Ethnic representatives said the central government is afraid that states may attempt to secede if given too much autonomy, though ethnic leaders have insisted that they are committed to staying in the Union if a political solution can be found.

“They are very worried that ethnic groups will secede,” Tha Main Tun, a central committee member of the Karen National Union (KNU), told The Irrawaddy on the sidelines of the conference. He said his colleague, Kweh Htoo Win, spoke forcefully about the issue on Thursday, but that military representatives responded with apprehension.

Nai Layie Tama, general secretary of the Mon National Party, said the ethnic groups and the government have “a very different idea” about what would qualify as an acceptable form of federalism.

“We want power to be based on the population [of respective ethnic states], but they want power to belong to the central government,” Nai Layie Tama said. “We are talking about equal rights, but they are talking about centralized power. We have very different points of view.”
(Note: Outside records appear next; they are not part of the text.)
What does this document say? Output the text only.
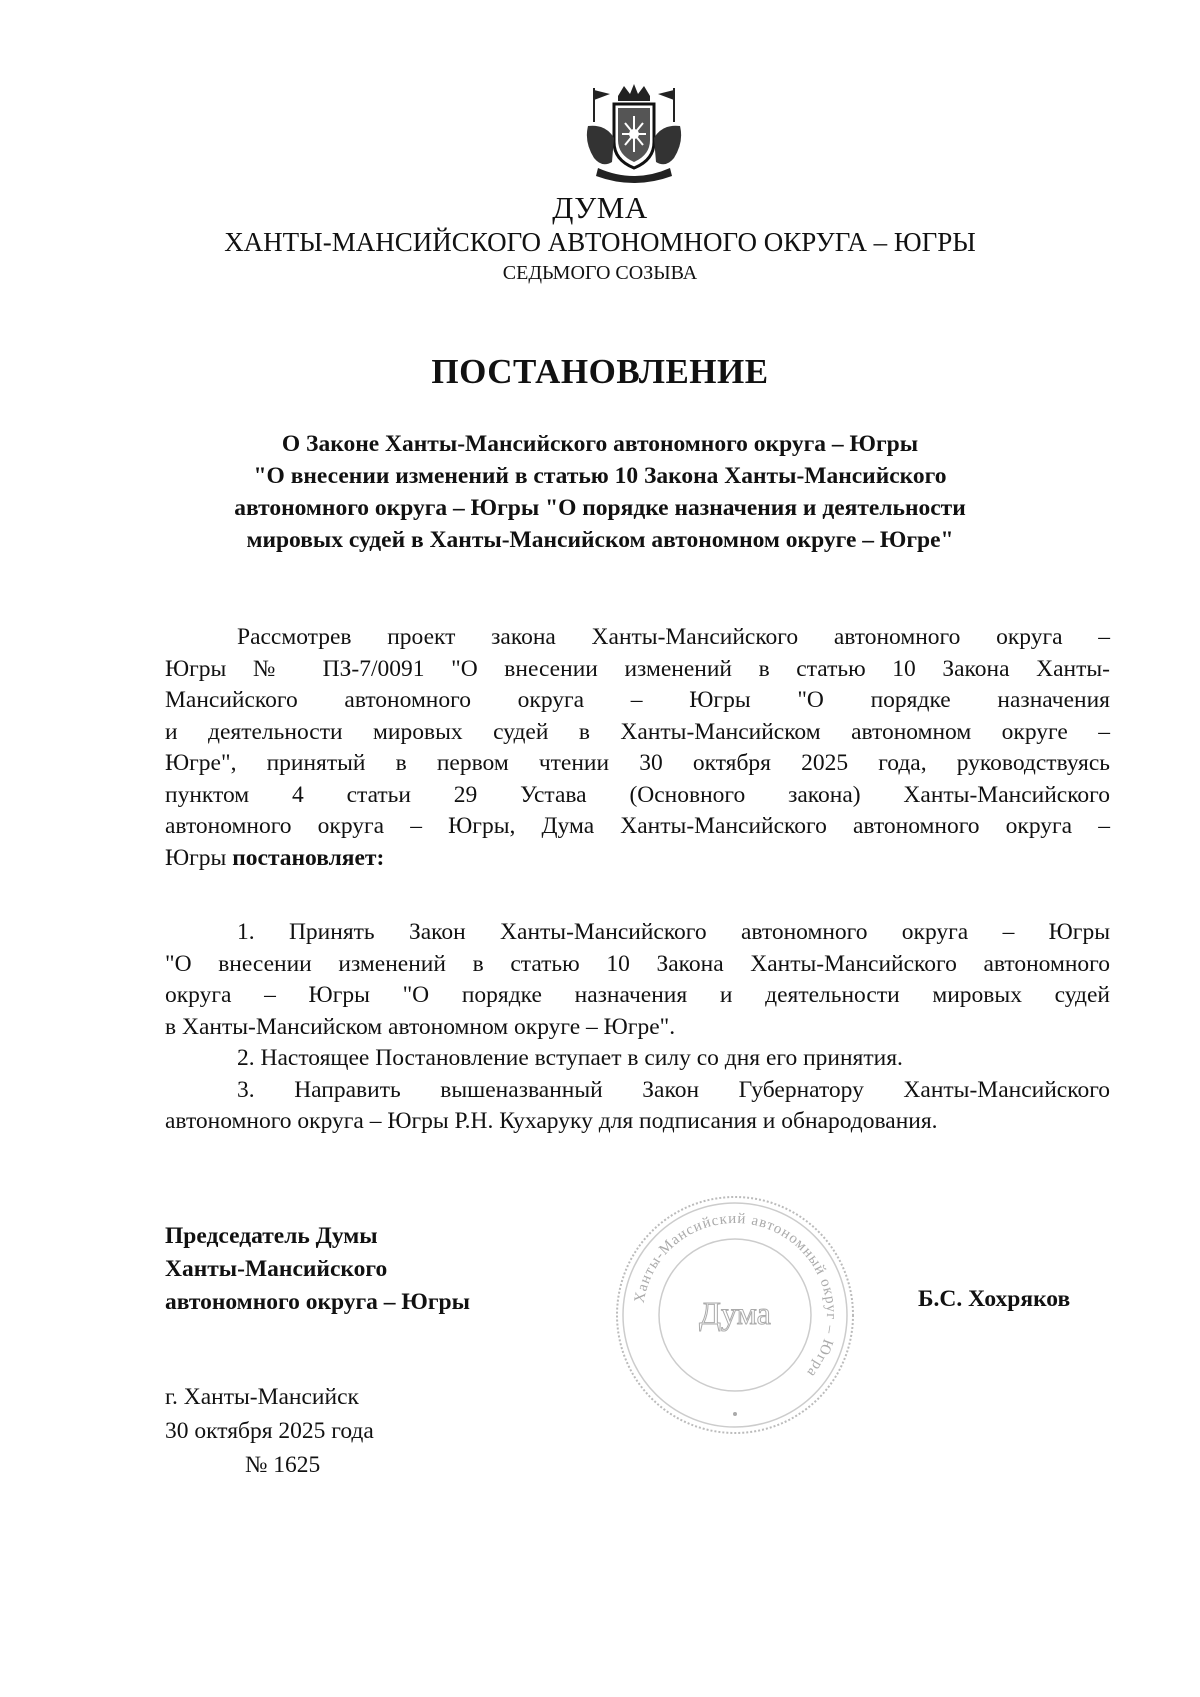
ДУМА
ХАНТЫ-МАНСИЙСКОГО АВТОНОМНОГО ОКРУГА – ЮГРЫ
СЕДЬМОГО СОЗЫВА
ПОСТАНОВЛЕНИЕ
О Законе Ханты-Мансийского автономного округа – Югры
"О внесении изменений в статью 10 Закона Ханты-Мансийского
автономного округа – Югры "О порядке назначения и деятельности
мировых судей в Ханты-Мансийском автономном округе – Югре"
Рассмотрев проект закона Ханты-Мансийского автономного округа –
Югры № ПЗ-7/0091 "О внесении изменений в статью 10 Закона Ханты-
Мансийского автономного округа – Югры "О порядке назначения
и деятельности мировых судей в Ханты-Мансийском автономном округе –
Югре", принятый в первом чтении 30 октября 2025 года, руководствуясь
пунктом 4 статьи 29 Устава (Основного закона) Ханты-Мансийского
автономного округа – Югры, Дума Ханты-Мансийского автономного округа –
Югры постановляет:
1. Принять Закон Ханты-Мансийского автономного округа – Югры
"О внесении изменений в статью 10 Закона Ханты-Мансийского автономного
округа – Югры "О порядке назначения и деятельности мировых судей
в Ханты-Мансийском автономном округе – Югре".
2. Настоящее Постановление вступает в силу со дня его принятия.
3. Направить вышеназванный Закон Губернатору Ханты-Мансийского
автономного округа – Югры Р.Н. Кухаруку для подписания и обнародования.
Председатель Думы
Ханты-Мансийского
автономного округа – Югры	Ханты-Мансийский автономный округ – Югра
Дума	Б.С. Хохряков
г. Ханты-Мансийск
30 октября 2025 года
№ 1625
The Union Peace Conference, which began on Tuesday, will continue until Jan. 16. The unprecedented meeting marks the first steps in the political dialogue, a new phase for the peace process, after a ceasefire was reached between the government and eight non-state armed groups on Oct. 15 of last year.

The accord was touted proudly by the administration of President Thein Sein as a “nationwide ceasefire agreement,” though it has been widely criticized for excluding a number of armed groups. Many others, including some of the country’s most power and influential non-state actors, refused to sign the pact out of solidarity with those left out and on account of ongoing conflict in several parts of the country.

A new government led by Aung San Suu Kyi will be formed in March, after her party, the National League for Democracy (NLD), swept a Nov. 8 general election by winning a majority in both houses of Parliament.

Suu Kyi has said that pursuing a lasting peace in the country, which is fractured by decades of civil war, will be the top priority of her administration. This week’s discussions are to be archived on the record and presented to the incoming government in advance of a second round of dialogue.